Fully Alive
In the deep silence of my inner room, I find the corners of old storage and the big windows of endless possibility. I can look through the window out into the world and see all that is there for me to experience, and I feel a thrill a joy and a force which propels me towards the door as it whispers: ‘Go. Make a path. Find a new way.’ I turn and I start to walk, and in that instance I see the corner of failure, one space with the record of regret. I see the familiar pictures and sense the familiar sadness, and I stop for a moment. Just long enough to let their cool, dark energy seep into me and find their way into my mind.
‘No’, my inner critic says, ‘you cannot do that. It is too dangerous, too scary, and you will fail.’ I can feel one of my knees bend and lead the way to the floor, as I realize that indeed, my past is too heavy, I have certainly learned too much to be able to do this new thing and love it so much that all fear will carry me through that door. I feel my second knee waver, I feel the painful places where I hold my disappointments and regrets.
With an instance of remembering, I jump up and realize: THAT is not who I am.

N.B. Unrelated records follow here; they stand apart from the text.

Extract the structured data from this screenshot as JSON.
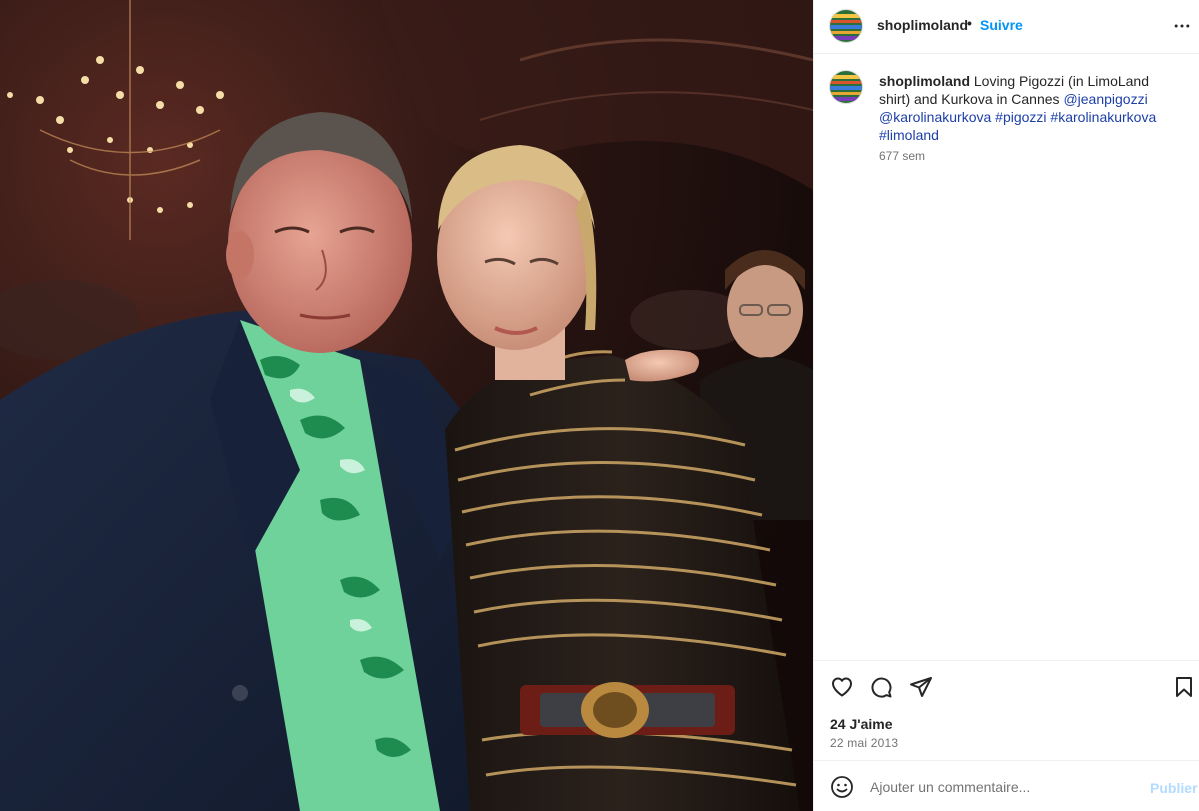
{
  "post": {
    "username": "shoplimoland",
    "separator": "•",
    "follow_label": "Suivre",
    "more_icon": "more-horizontal-icon",
    "caption": {
      "username": "shoplimoland",
      "text_before": "Loving Pigozzi (in LimoLand shirt) and Kurkova in Cannes",
      "tags": [
        "@jeanpigozzi",
        "@karolinakurkova",
        "#pigozzi",
        "#karolinakurkova",
        "#limoland"
      ]
    },
    "time_ago": "677 sem",
    "likes": "24 J'aime",
    "date": "22 mai 2013"
  },
  "actions": {
    "like_icon": "heart-icon",
    "comment_icon": "comment-icon",
    "share_icon": "send-icon",
    "save_icon": "bookmark-icon"
  },
  "comment_bar": {
    "emoji_icon": "smiley-icon",
    "placeholder": "Ajouter un commentaire...",
    "publish_label": "Publier"
  },
  "colors": {
    "link_blue": "#0095f6",
    "tag_blue": "#1d3fa8",
    "muted_text": "#737373",
    "disabled_publish": "#b3dbff"
  }
}
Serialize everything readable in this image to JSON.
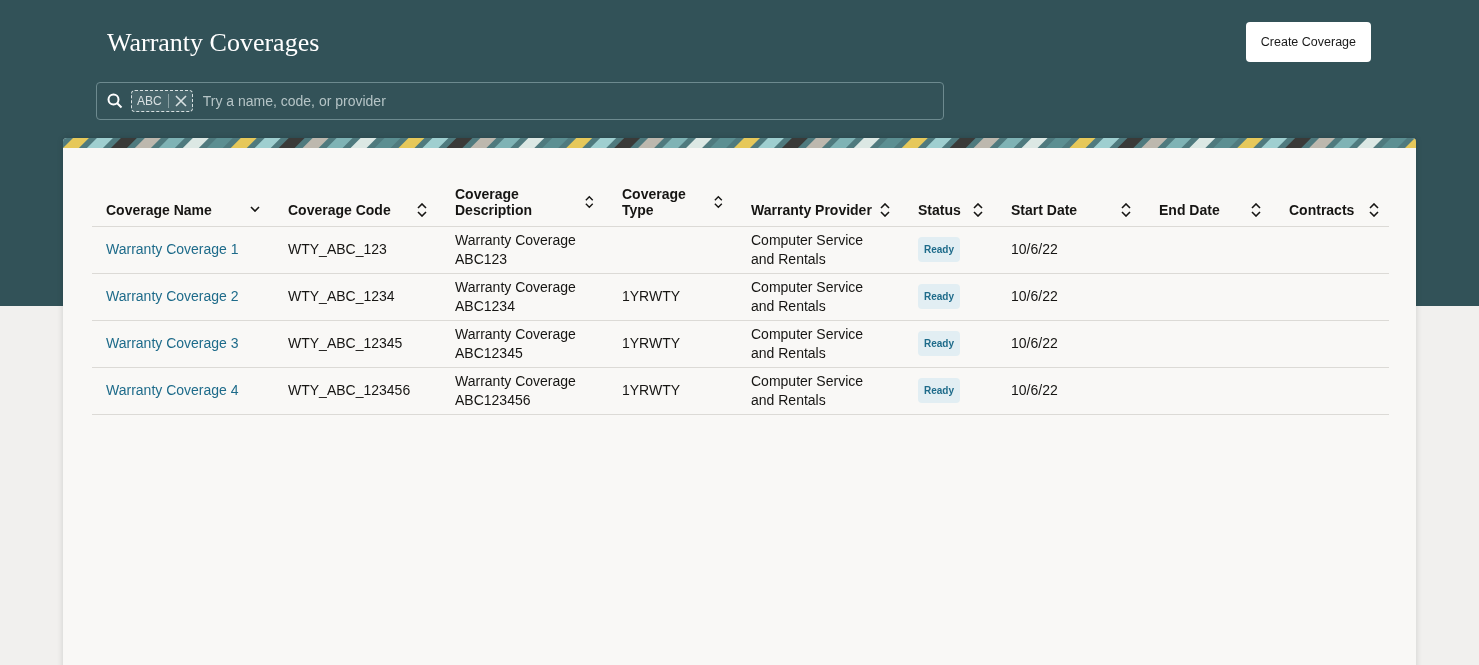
{
  "header": {
    "title": "Warranty Coverages",
    "create_button": "Create Coverage"
  },
  "search": {
    "chips": [
      {
        "label": "ABC"
      }
    ],
    "placeholder": "Try a name, code, or provider"
  },
  "table": {
    "columns": [
      {
        "label": "Coverage Name",
        "sorted": true
      },
      {
        "label": "Coverage Code",
        "sorted": false
      },
      {
        "label": "Coverage Description",
        "sorted": false
      },
      {
        "label": "Coverage Type",
        "sorted": false
      },
      {
        "label": "Warranty Provider",
        "sorted": false
      },
      {
        "label": "Status",
        "sorted": false
      },
      {
        "label": "Start Date",
        "sorted": false
      },
      {
        "label": "End Date",
        "sorted": false
      },
      {
        "label": "Contracts",
        "sorted": false
      }
    ],
    "rows": [
      {
        "name": "Warranty Coverage 1",
        "code": "WTY_ABC_123",
        "description": "Warranty Coverage ABC123",
        "provider": "Computer Service and Rentals",
        "status": "Ready",
        "start_date": "10/6/22"
      },
      {
        "name": "Warranty Coverage 2",
        "code": "WTY_ABC_1234",
        "description": "Warranty Coverage ABC1234",
        "type": "1YRWTY",
        "provider": "Computer Service and Rentals",
        "status": "Ready",
        "start_date": "10/6/22"
      },
      {
        "name": "Warranty Coverage 3",
        "code": "WTY_ABC_12345",
        "description": "Warranty Coverage ABC12345",
        "type": "1YRWTY",
        "provider": "Computer Service and Rentals",
        "status": "Ready",
        "start_date": "10/6/22"
      },
      {
        "name": "Warranty Coverage 4",
        "code": "WTY_ABC_123456",
        "description": "Warranty Coverage ABC123456",
        "type": "1YRWTY",
        "provider": "Computer Service and Rentals",
        "status": "Ready",
        "start_date": "10/6/22"
      }
    ]
  }
}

That is what I have experienced, yet it is not me. I am so much more. I am that open field of possibility. I am that strong voice within saying: you love it, so step towards it. I am that loving heart that loves myself enough to let it go. With all my strength I move my feet forward, one step at a time, and walk right passed my corners of grief into the light. My legs now can carry me anywhere, and I know that I am fully alive.